ABSTRACT

There is no standardized or universally accepted method for describing or classifying fistulas, although development of such a system has been recommended by the International Consultation on Incontinence to include location and size of the fistula, functional impact, and quantification of the degree of vaginal scarring. The classifications, reported by Waaldijk and Goh, are increasingly utilized in the evaluation of obstetric fistula, although have little value in the classification of other fistula etiologies. Other reported classifications tend to be based on anatomical site, often subclassified into simple fistulas (where the tissues are healthy and access good) or complicated fistulas (where there is tissue loss, scarring, impaired access, involvement of the ureteric orifices, or a coexistent rectovaginal fistula). Urogenital fistulas may be classified into urethral, bladder neck, subsymphysial (a complex form involving circumferential loss of the urethra with fixation to bone), mid-vaginal, juxtacervical or vault fistulas, massive fistulas extending from bladder neck to vault, and vesicouterine or vesicocervical fistulas (Lawson, 1978).
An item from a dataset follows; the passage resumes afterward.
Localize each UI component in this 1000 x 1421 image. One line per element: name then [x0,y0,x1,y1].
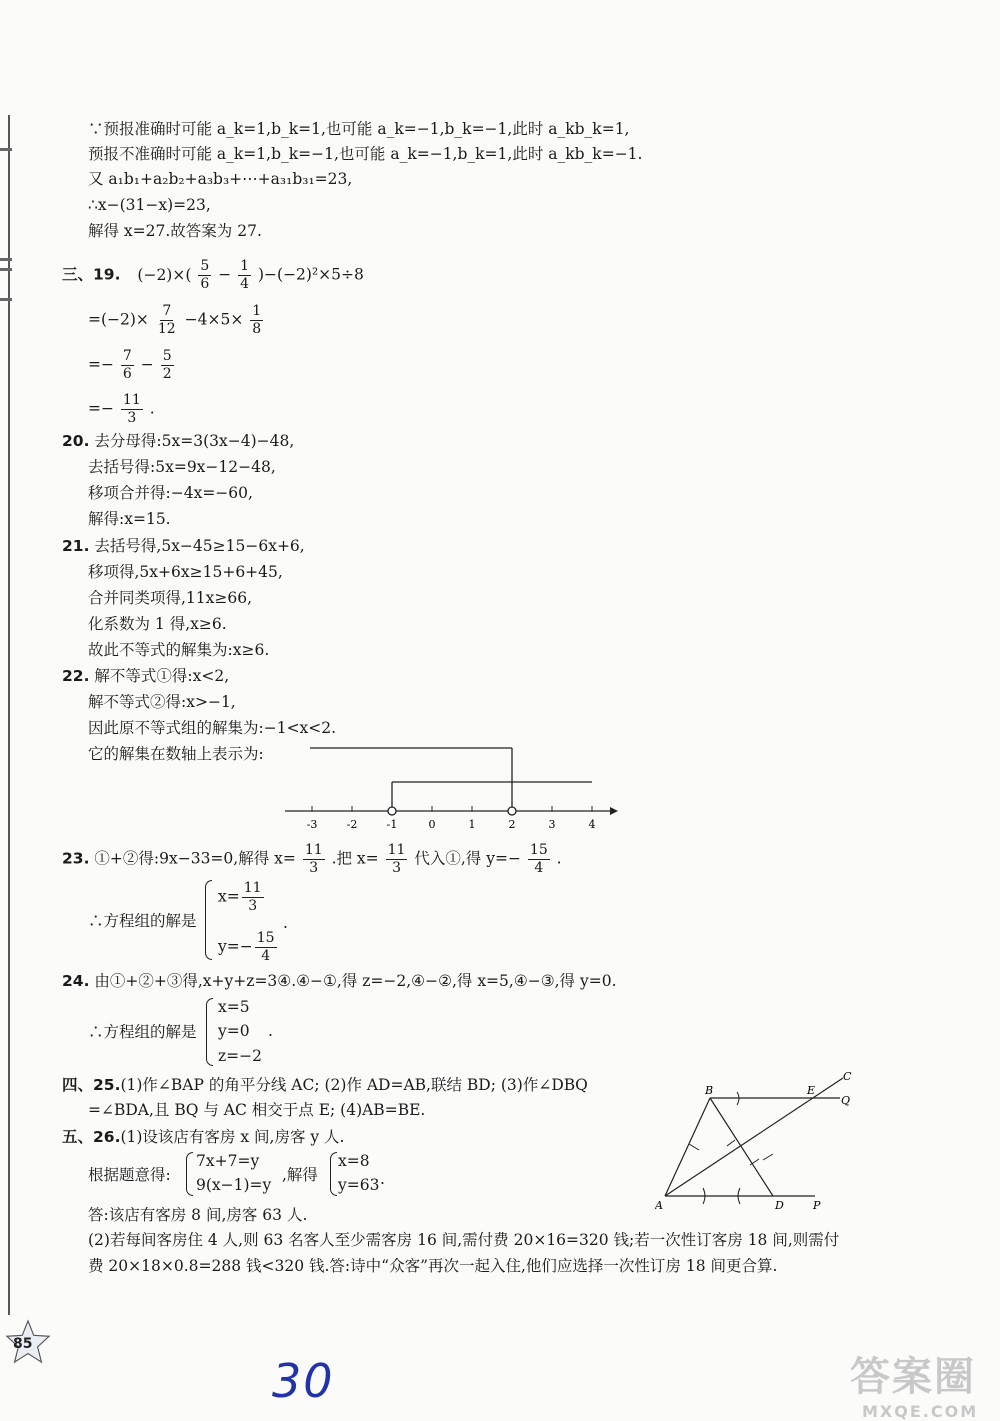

While over 60% of fistulas in under-resourced countries are midvaginal, juxtacervical, or massive (reflecting their obstetric etiology), such cases are relatively rare in Western fistula practice; 50% of the fistulas managed in the UK are situated in the vaginal vault (reflecting their surgical etiology). Rectovaginal fistulas are also classified according to anatomical site and relationship to the anal sphincter.